S’il s’en tenait à la partie supérieure de ce tableau, le spectateur peut avoir le sentiment qu’il ne se passe rien. S’il est attentif, il identifiera quelques éléments de cette composition peu explicite mais emplie de sens et conteuse d’Histoire. Sur les pancartes accrochées à la façade du bâtiment le plus important, à la droite du tableau, on déchiffre des inscriptions : sur fond bleu « Renault autos », et sur fond vert pomme, plus haut et coupé par le cadrage, on devine « huile ». On observe également la présence d’une clôture à la droite de ce même bâtiment, que l’on voit partiellement et on peut déduire qu’il s’agit de panneaux publicitaires annonçant un garage automobile,  comme c’est fréquemment le cas à l’entrée de villes de petite taille. Un autre détail peut aussi attirer l’attention du spectateur : une silhouette d’un personnage vêtu de bleu, qu’on devine être une femme traversant la rue.

Quand bien même le spectateur remarquerait ces détails, ceux-ci ne l’avanceraient guère à trouver davaw&ntage de sens à cette œuvre que celui d’une peinture de paysage classique du premiers tiers du XXème siècle. Cependant, et en s’y attardant plus longuement, l’auteur de ce Paysage enneigé, l’artiste rattaché au mouvement fauve Maurice de Vlaminck y donne plus de complexité qu’il n’en laisse percevoir à son public au premier abord. Il convient pour la saisir, de considérer des éléments périphériques liés au contexte historique entourant la création de l’œuvre, et à la vie de son auteur.

Cette œuvre est datée de 1928, soit une vingtaine d’années après le fameux Salon d’Automne de 1905, auxquels ont participé et où ont été remarqué les artistes aujourd’hui rattachés au mouvement dit « fauve ». Y sont alors présentées des œuvres d’Henri Matisse, d’André Derain, et également de Maurice de Vlaminck.

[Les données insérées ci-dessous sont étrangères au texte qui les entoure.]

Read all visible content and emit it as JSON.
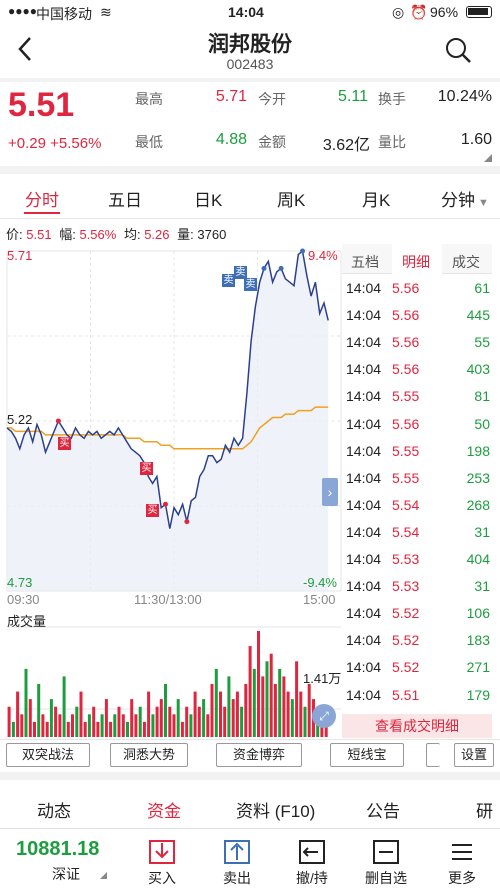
{
  "status_bar": {
    "carrier": "中国移动",
    "time": "14:04",
    "battery": "96%"
  },
  "nav": {
    "title": "润邦股份",
    "code": "002483"
  },
  "quote": {
    "price": "5.51",
    "change": "+0.29 +5.56%",
    "fields": [
      {
        "label": "最高",
        "value": "5.71",
        "tone": "red"
      },
      {
        "label": "今开",
        "value": "5.11",
        "tone": "green"
      },
      {
        "label": "换手",
        "value": "10.24%",
        "tone": "plain"
      },
      {
        "label": "最低",
        "value": "4.88",
        "tone": "green"
      },
      {
        "label": "金额",
        "value": "3.62亿",
        "tone": "plain"
      },
      {
        "label": "量比",
        "value": "1.60",
        "tone": "plain"
      }
    ]
  },
  "tabs": [
    "分时",
    "五日",
    "日K",
    "周K",
    "月K",
    "分钟"
  ],
  "info": {
    "price_label": "价:",
    "price": "5.51",
    "amp_label": "幅:",
    "amp": "5.56%",
    "avg_label": "均:",
    "avg": "5.26",
    "vol_label": "量:",
    "vol": "3760"
  },
  "chart_labels": {
    "y_top": "5.71",
    "y_mid": "5.22",
    "y_bottom": "4.73",
    "pct_top": "9.4%",
    "pct_bottom": "-9.4%",
    "x_start": "09:30",
    "x_mid": "11:30/13:00",
    "x_end": "15:00",
    "volume_title": "成交量",
    "volume_max": "1.41万",
    "buy_label": "买",
    "sell_label": "卖"
  },
  "chart_data": {
    "type": "line",
    "ylim": [
      4.73,
      5.71
    ],
    "series": [
      {
        "values": [
          5.2,
          5.19,
          5.17,
          5.14,
          5.18,
          5.2,
          5.16,
          5.21,
          5.18,
          5.13,
          5.16,
          5.19,
          5.22,
          5.2,
          5.18,
          5.17,
          5.2,
          5.18,
          5.17,
          5.19,
          5.18,
          5.19,
          5.17,
          5.18,
          5.19,
          5.18,
          5.2,
          5.18,
          5.16,
          5.14,
          5.13,
          5.12,
          5.1,
          5.06,
          5.04,
          5.06,
          4.97,
          4.98,
          4.91,
          4.97,
          4.95,
          4.98,
          4.93,
          4.99,
          5.0,
          5.06,
          5.08,
          5.12,
          5.12,
          5.1,
          5.11,
          5.15,
          5.13,
          5.17,
          5.15,
          5.17,
          5.3,
          5.45,
          5.55,
          5.62,
          5.66,
          5.68,
          5.62,
          5.65,
          5.66,
          5.63,
          5.62,
          5.61,
          5.7,
          5.71,
          5.64,
          5.58,
          5.62,
          5.53,
          5.56,
          5.51
        ]
      },
      {
        "values": [
          5.2,
          5.2,
          5.19,
          5.19,
          5.19,
          5.19,
          5.19,
          5.19,
          5.19,
          5.18,
          5.18,
          5.18,
          5.18,
          5.18,
          5.18,
          5.18,
          5.18,
          5.18,
          5.18,
          5.18,
          5.18,
          5.18,
          5.18,
          5.18,
          5.18,
          5.18,
          5.18,
          5.18,
          5.17,
          5.17,
          5.17,
          5.17,
          5.16,
          5.16,
          5.16,
          5.16,
          5.15,
          5.15,
          5.15,
          5.14,
          5.14,
          5.14,
          5.14,
          5.14,
          5.14,
          5.14,
          5.14,
          5.14,
          5.14,
          5.14,
          5.14,
          5.14,
          5.14,
          5.14,
          5.14,
          5.14,
          5.15,
          5.16,
          5.18,
          5.2,
          5.21,
          5.22,
          5.23,
          5.23,
          5.23,
          5.24,
          5.24,
          5.24,
          5.25,
          5.25,
          5.25,
          5.25,
          5.26,
          5.26,
          5.26,
          5.26
        ]
      }
    ],
    "volumes": [
      4,
      2,
      6,
      3,
      9,
      5,
      2,
      7,
      3,
      2,
      5,
      4,
      3,
      8,
      2,
      3,
      4,
      6,
      2,
      3,
      4,
      2,
      3,
      5,
      2,
      3,
      4,
      3,
      2,
      5,
      3,
      4,
      2,
      6,
      3,
      4,
      5,
      7,
      4,
      3,
      5,
      2,
      4,
      3,
      6,
      4,
      5,
      3,
      7,
      9,
      6,
      4,
      8,
      5,
      6,
      4,
      7,
      12,
      9,
      14,
      8,
      10,
      11,
      7,
      9,
      8,
      6,
      5,
      10,
      6,
      4,
      7,
      5,
      4,
      3,
      4
    ]
  },
  "right_panel": {
    "tabs": [
      "五档",
      "明细",
      "成交"
    ],
    "rows": [
      {
        "time": "14:04",
        "price": "5.56",
        "volume": "61"
      },
      {
        "time": "14:04",
        "price": "5.56",
        "volume": "445"
      },
      {
        "time": "14:04",
        "price": "5.56",
        "volume": "55"
      },
      {
        "time": "14:04",
        "price": "5.56",
        "volume": "403"
      },
      {
        "time": "14:04",
        "price": "5.55",
        "volume": "81"
      },
      {
        "time": "14:04",
        "price": "5.56",
        "volume": "50"
      },
      {
        "time": "14:04",
        "price": "5.55",
        "volume": "198"
      },
      {
        "time": "14:04",
        "price": "5.55",
        "volume": "253"
      },
      {
        "time": "14:04",
        "price": "5.54",
        "volume": "268"
      },
      {
        "time": "14:04",
        "price": "5.54",
        "volume": "31"
      },
      {
        "time": "14:04",
        "price": "5.53",
        "volume": "404"
      },
      {
        "time": "14:04",
        "price": "5.53",
        "volume": "31"
      },
      {
        "time": "14:04",
        "price": "5.52",
        "volume": "106"
      },
      {
        "time": "14:04",
        "price": "5.52",
        "volume": "183"
      },
      {
        "time": "14:04",
        "price": "5.52",
        "volume": "271"
      },
      {
        "time": "14:04",
        "price": "5.51",
        "volume": "179"
      }
    ],
    "view_all": "查看成交明细"
  },
  "tools": [
    "双突战法",
    "洞悉大势",
    "资金博弈",
    "短线宝",
    "设置"
  ],
  "section_tabs": [
    "动态",
    "资金",
    "资料 (F10)",
    "公告",
    "研报"
  ],
  "index": {
    "value": "10881.18",
    "name": "深证"
  },
  "bottom_actions": [
    "买入",
    "卖出",
    "撤/持",
    "删自选",
    "更多"
  ],
  "colors": {
    "up": "#e0263f",
    "down": "#1c9e3e",
    "price_line": "#2b3f8f",
    "avg_line": "#f0a020"
  }
}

Vingt ans plus tard, à la période de notre tableau, l’euphorie du début de la révolution artistique dont fait partie le mouvement fauve, a entre-temps été interrompue par le conflit majeur de la Première Guerre Mondiale, qui installe le chaos dans le monde artistique. Certains sont contraints à l’exil, comme l’écrivain Louis-Ferdinand Céline, d’autres décrivent très crument les horreurs de la guerre, comme les allemands Otto Dix et Georg Grosz du groupe dit « du réalisme magique » quand d’autres vont jusqu’à tragiquement y trouver la mort comme le poète Guillaume Apollinaire. D’autres comme André Derain, lui aussi issu du groupe fauve, voient leur œuvre radicalement bouleversée.

Durant cette période, Maurice de Vlaminck n’est pas envoyé au front du fait de sa famille et travaille dans une usine automobile Renault. Bien qu’il n’ait pas pris part ni été témoin direct des affrontements armés, on peut imaginer que comme tous les artistes, le peintre fauve ait été profondément bouleversé par cet évènement traumatisant.

Notre Paysage enneigé, exécuté dix ans après la fin de la guerre, pourrait s’inscrire dans le temps de ce conflit. Outre le bâtiment à l’inscription « Renault », c’est plus directement le calme et l’immobilité qui figent la composition qui pourraient évoquer cette idée au spectateur. En effet, les rues désertées, à l’exception de cette silhouette de femme se risquant à rallier l’autre extrémité de la route, sont assez significatives de la vie civile pendant la guerre. « L’arrière », la vie de la population restée en ville pendant que l’armée combat « à l’avant » (au front), pourrait être celle décrite par lui dans ce tableau.

Ce climat hivernal enneigé, nous bouleverse par ces couleurs étonnamment chaudes et en mouvement. Il se dégage de cet ensemble, une force et une énergie magnifique. 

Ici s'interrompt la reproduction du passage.